Larissa Cruz Morata, de 29 anos, foi encontrada morta com um tiro na cabeça no banheiro da casa onde morava com o marido, um policial militar identificado como Vinícius, em Embu das Artes, na Grande São Paulo. O caso aconteceu na manhã de domingo (6) e foi registrado pela Polícia Civil como morte suspeita. A arma do policial foi encontrada sob o corpo da vítima.

Segundo o relato apresentado aos agentes, o policial afirmou que Larissa teria tirado a própria vida. A família, porém, contesta essa versão e levanta a possibilidade de feminicídio. De acordo com o boletim de ocorrência, equipes policiais, socorristas e peritos que estiveram no imóvel não encontraram, naquele momento, elementos suficientes para confirmar que se tratava de um suicídio.

A Polícia Militar foi acionada por volta das 11h. Larissa estava caída no banheiro, com ferimento provocado por disparo de arma de fogo na cabeça.
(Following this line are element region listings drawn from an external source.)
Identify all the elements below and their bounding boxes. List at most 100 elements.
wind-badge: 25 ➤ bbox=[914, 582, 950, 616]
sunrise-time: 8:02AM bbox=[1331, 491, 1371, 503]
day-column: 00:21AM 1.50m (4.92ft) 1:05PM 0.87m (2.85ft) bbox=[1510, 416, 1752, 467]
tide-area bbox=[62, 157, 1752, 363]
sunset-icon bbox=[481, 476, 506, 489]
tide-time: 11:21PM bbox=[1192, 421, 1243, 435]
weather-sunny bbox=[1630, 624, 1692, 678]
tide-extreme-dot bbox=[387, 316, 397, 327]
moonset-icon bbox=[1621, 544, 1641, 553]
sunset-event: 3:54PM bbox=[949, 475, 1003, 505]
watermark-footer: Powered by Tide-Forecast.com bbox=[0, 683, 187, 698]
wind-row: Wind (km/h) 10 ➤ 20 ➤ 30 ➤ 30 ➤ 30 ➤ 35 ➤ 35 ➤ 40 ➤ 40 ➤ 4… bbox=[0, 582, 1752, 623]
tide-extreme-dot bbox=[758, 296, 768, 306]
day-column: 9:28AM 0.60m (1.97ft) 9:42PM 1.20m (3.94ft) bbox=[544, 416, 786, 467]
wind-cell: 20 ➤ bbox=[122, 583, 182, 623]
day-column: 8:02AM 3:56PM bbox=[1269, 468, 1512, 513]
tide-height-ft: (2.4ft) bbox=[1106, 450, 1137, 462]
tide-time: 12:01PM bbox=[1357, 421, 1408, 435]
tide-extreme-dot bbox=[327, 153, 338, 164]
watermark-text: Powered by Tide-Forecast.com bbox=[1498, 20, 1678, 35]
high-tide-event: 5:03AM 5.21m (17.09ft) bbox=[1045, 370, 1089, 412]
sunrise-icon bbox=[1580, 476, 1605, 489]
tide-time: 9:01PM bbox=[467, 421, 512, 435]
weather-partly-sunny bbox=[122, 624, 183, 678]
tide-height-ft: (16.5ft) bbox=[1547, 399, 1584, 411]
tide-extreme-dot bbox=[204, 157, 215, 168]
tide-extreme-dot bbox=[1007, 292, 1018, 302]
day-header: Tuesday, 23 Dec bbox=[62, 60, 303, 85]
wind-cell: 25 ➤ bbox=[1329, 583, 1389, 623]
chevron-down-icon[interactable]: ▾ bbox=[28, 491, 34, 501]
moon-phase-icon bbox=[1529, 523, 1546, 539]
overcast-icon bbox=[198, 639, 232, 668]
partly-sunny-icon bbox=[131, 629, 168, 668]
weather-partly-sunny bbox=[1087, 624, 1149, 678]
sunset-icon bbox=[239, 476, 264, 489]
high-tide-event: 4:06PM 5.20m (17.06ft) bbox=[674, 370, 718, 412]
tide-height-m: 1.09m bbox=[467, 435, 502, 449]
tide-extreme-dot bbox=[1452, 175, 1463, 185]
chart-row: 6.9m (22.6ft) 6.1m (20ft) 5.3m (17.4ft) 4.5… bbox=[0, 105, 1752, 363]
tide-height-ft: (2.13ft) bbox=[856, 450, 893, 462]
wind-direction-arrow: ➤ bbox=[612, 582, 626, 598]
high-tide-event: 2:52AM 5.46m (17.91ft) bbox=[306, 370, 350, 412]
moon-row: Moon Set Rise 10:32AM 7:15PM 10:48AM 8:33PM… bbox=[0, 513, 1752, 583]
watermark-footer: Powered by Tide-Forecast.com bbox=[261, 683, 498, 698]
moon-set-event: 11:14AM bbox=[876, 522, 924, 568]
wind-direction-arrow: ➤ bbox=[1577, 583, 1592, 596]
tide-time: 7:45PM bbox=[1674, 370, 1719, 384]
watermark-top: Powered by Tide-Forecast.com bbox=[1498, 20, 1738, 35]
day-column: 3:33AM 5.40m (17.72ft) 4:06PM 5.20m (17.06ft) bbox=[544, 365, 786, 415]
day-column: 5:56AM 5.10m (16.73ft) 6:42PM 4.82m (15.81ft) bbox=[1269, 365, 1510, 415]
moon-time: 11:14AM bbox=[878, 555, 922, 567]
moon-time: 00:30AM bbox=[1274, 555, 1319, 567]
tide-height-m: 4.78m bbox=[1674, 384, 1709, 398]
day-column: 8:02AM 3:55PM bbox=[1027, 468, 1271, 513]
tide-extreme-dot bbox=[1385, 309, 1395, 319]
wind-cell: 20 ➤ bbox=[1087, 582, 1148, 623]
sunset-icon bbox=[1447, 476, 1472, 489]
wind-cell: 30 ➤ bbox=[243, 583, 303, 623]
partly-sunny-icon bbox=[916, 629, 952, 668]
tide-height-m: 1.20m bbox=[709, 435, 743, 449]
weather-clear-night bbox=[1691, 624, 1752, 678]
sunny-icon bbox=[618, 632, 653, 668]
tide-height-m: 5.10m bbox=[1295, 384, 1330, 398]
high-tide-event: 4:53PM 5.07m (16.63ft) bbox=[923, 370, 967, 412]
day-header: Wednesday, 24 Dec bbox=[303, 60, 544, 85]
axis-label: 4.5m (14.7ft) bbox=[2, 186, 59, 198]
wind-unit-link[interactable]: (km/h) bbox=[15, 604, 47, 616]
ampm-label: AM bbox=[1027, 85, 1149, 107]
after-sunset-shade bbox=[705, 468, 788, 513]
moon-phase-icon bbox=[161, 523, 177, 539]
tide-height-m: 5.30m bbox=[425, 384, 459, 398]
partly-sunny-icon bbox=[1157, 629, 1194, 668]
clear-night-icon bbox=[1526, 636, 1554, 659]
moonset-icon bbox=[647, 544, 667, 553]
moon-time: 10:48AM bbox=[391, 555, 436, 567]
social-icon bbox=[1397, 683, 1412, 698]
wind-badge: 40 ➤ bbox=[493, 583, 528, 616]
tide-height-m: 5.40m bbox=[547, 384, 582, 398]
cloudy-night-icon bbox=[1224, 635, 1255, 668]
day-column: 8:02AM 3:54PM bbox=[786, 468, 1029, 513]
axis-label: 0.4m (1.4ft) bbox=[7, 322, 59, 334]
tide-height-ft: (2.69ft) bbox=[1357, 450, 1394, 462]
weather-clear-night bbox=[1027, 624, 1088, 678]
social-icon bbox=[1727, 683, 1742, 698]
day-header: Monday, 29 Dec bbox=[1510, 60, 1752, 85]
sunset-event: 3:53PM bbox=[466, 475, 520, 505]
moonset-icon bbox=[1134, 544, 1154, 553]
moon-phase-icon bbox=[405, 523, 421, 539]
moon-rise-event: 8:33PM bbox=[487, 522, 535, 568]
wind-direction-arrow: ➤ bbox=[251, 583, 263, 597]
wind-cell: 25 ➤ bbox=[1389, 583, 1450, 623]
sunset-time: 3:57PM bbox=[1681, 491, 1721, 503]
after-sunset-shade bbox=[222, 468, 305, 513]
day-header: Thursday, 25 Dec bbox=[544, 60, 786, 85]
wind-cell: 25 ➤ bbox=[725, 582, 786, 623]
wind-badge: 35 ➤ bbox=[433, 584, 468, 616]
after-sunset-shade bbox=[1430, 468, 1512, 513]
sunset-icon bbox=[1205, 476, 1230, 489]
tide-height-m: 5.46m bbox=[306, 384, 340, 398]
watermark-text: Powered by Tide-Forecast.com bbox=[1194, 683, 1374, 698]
O Samu foi chamado e constatou a morte. Familiares relataram que o casal havia se mudado para a residência havia menos de um mês e que, horas antes do ocorrido, Larissa e Vinícius teriam discutido sobre o fim do relacionamento. A irmã do policial, que esteve na casa antes da morte, é considerada uma testemunha importante para a investigação.
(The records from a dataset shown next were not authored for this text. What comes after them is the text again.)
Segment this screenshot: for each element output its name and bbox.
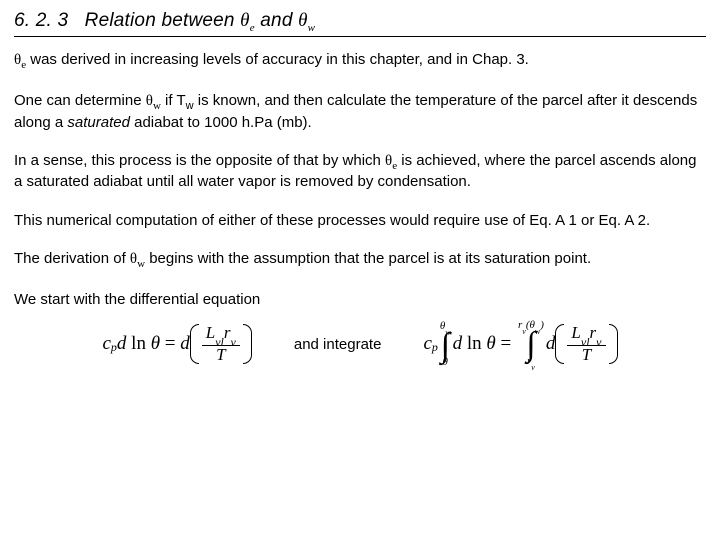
section-title-mid: and — [255, 10, 298, 31]
paragraph-4: This numerical computation of either of … — [14, 212, 706, 230]
paragraph-3: In a sense, this process is the opposite… — [14, 152, 706, 192]
integral-1: θw ∫ θ — [440, 321, 451, 368]
equation-differential: cp d ln θ = d Lvlrv T — [102, 324, 251, 364]
integral-2: rv(θw) ∫ rv — [518, 320, 544, 370]
theta-e-inline-2: θe — [385, 153, 397, 169]
heading-divider — [14, 36, 706, 37]
equation-row: cp d ln θ = d Lvlrv T and integrate cp θ… — [14, 320, 706, 370]
theta-w-symbol: θw — [298, 10, 315, 31]
theta-w-inline-2: θw — [130, 251, 145, 267]
section-number: 6. 2. 3 — [14, 10, 68, 31]
paragraph-1: θe was derived in increasing levels of a… — [14, 51, 706, 72]
section-title-pre: Relation between — [85, 10, 241, 31]
theta-e-symbol: θe — [240, 10, 255, 31]
paren-group-1: Lvlrv T — [190, 324, 252, 364]
equation-integral: cp θw ∫ θ d ln θ = rv(θw) ∫ rv d Lvlrv T — [423, 320, 617, 370]
theta-w-inline: θw — [146, 93, 161, 109]
paren-group-2: Lvlrv T — [555, 324, 617, 364]
paragraph-5: The derivation of θw begins with the ass… — [14, 250, 706, 271]
theta-e-inline: θe — [14, 52, 26, 68]
fraction-2: Lvlrv T — [567, 324, 605, 364]
paragraph-2: One can determine θw if Tw is known, and… — [14, 92, 706, 132]
section-heading: 6. 2. 3 Relation between θe and θw — [14, 10, 706, 34]
equation-connector: and integrate — [294, 336, 382, 353]
fraction-1: Lvlrv T — [202, 324, 240, 364]
paragraph-6: We start with the differential equation — [14, 291, 706, 309]
emph-saturated: saturated — [67, 114, 130, 131]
Familiares afirmam ainda que Larissa vivia uma fase feliz e fazia planos pessoais, incluindo procedimentos estéticos, motivo pelo qual não acreditam que ela tivesse intenção de tirar a própria vida. A defesa de Vinícius, por outro lado, sustenta que ele relatou desde o primeiro momento que Larissa havia cometido suicídio, afirma que não havia histórico anterior de violência entre o casal e diz que o policial acionou a PM e o atendimento de emergência, comunicou a família e permaneceu no local até a chegada das autoridades.
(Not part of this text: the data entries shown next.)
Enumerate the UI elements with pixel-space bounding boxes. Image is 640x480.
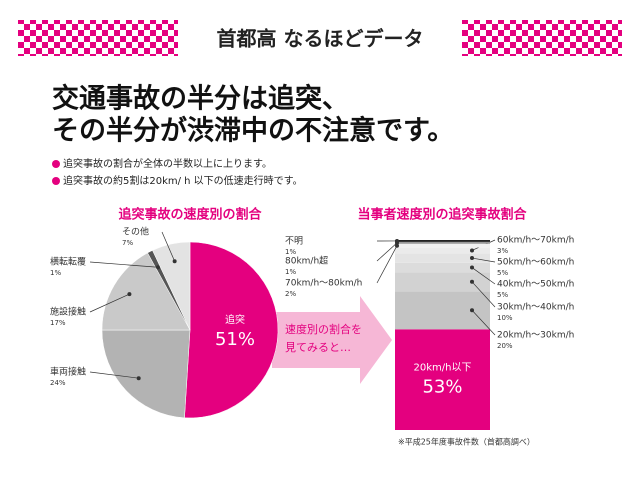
slice-value: 7%	[122, 239, 133, 247]
segment-value: 2%	[285, 290, 296, 298]
segment-label: 70km/h～80km/h	[285, 279, 362, 289]
slice-label: その他	[122, 226, 149, 238]
bar-segment	[395, 272, 490, 292]
pie-slice	[152, 241, 191, 331]
checker-left	[18, 20, 178, 56]
segment-value: 53%	[422, 377, 462, 398]
segment-label: 20km/h以下	[414, 363, 472, 374]
arrow-text: 速度別の割合を	[285, 322, 362, 336]
header-title: 首都高 なるほどデータ	[217, 27, 424, 51]
bar-segment	[395, 240, 490, 242]
chart-title: 追突事故の速度別の割合	[118, 207, 262, 223]
leader-line	[376, 242, 398, 262]
bar-segment	[395, 291, 490, 330]
bullet-dot	[52, 177, 60, 185]
segment-label: 40km/h～50km/h	[497, 280, 574, 290]
slice-value: 1%	[50, 269, 61, 277]
segment-label: 20km/h～30km/h	[497, 331, 574, 341]
headline: 交通事故の半分は追突、	[52, 83, 349, 115]
bar-segment	[395, 241, 490, 244]
footnote: ※平成25年度事故件数（首都高調べ）	[398, 437, 535, 447]
slice-value: 51%	[215, 329, 255, 350]
leader-line	[471, 257, 496, 263]
pie-slice	[101, 329, 191, 419]
segment-value: 1%	[285, 248, 296, 256]
leader-dot	[172, 259, 177, 264]
bar-segment	[395, 243, 490, 248]
segment-label: 不明	[285, 236, 303, 247]
bar-segment	[395, 262, 490, 273]
leader-line	[89, 293, 130, 313]
segment-value: 5%	[497, 291, 508, 299]
slice-label: 追突	[225, 313, 245, 326]
leader-dot	[136, 376, 141, 381]
leader-line	[161, 231, 175, 262]
segment-label: 80km/h超	[285, 255, 328, 267]
leader-dot	[127, 292, 132, 297]
slice-label: 車両接触	[50, 366, 86, 378]
leader-line	[471, 310, 496, 336]
bullet: 追突事故の割合が全体の半数以上に上ります。	[63, 157, 272, 170]
segment-value: 20%	[497, 342, 513, 350]
segment-label: 30km/h～40km/h	[497, 303, 574, 313]
leader-dot	[156, 265, 161, 270]
checker-right	[462, 20, 622, 56]
arrow-text: 見てみると…	[285, 341, 351, 354]
chart-title: 当事者速度別の追突事故割合	[357, 207, 527, 223]
leader-line	[376, 245, 398, 284]
leader-line	[471, 267, 496, 285]
leader-line	[89, 261, 159, 268]
bar-segment	[395, 253, 490, 263]
slice-value: 17%	[50, 319, 66, 327]
segment-value: 10%	[497, 314, 513, 322]
headline: その半分が渋滞中の不注意です。	[52, 115, 454, 147]
bar-segment	[395, 247, 490, 254]
arrow	[272, 296, 392, 384]
bar-segment	[395, 329, 490, 430]
segment-value: 5%	[497, 269, 508, 277]
segment-value: 1%	[285, 268, 296, 276]
segment-label: 50km/h～60km/h	[497, 258, 574, 268]
leader-line	[471, 281, 496, 308]
segment-label: 60km/h～70km/h	[497, 236, 574, 246]
leader-line	[89, 371, 139, 379]
pie-slice	[184, 241, 279, 419]
segment-value: 3%	[497, 247, 508, 255]
slice-label: 横転転覆	[50, 256, 86, 268]
bullet: 追突事故の約5割は20km/ h 以下の低速走行時です。	[63, 174, 303, 187]
slice-label: 施設接触	[50, 306, 86, 318]
bullet-dot	[52, 160, 60, 168]
slice-value: 24%	[50, 379, 66, 387]
pie-slice	[101, 252, 191, 331]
A Polícia Civil investiga todas as circunstâncias da morte e busca imagens de câmeras de segurança e depoimentos que possam ajudar a esclarecer o que aconteceu antes do disparo. Exames periciais e laudos deverão ser fundamentais para determinar a dinâmica do caso e apontar se o tiro foi efetuado pela própria vítima ou por outra pessoa. Até a conclusão da investigação, a morte não é oficialmente tratada como suicídio nem como feminicídio, e a defesa afirma confiar que as provas técnicas e documentais esclarecerão os fatos.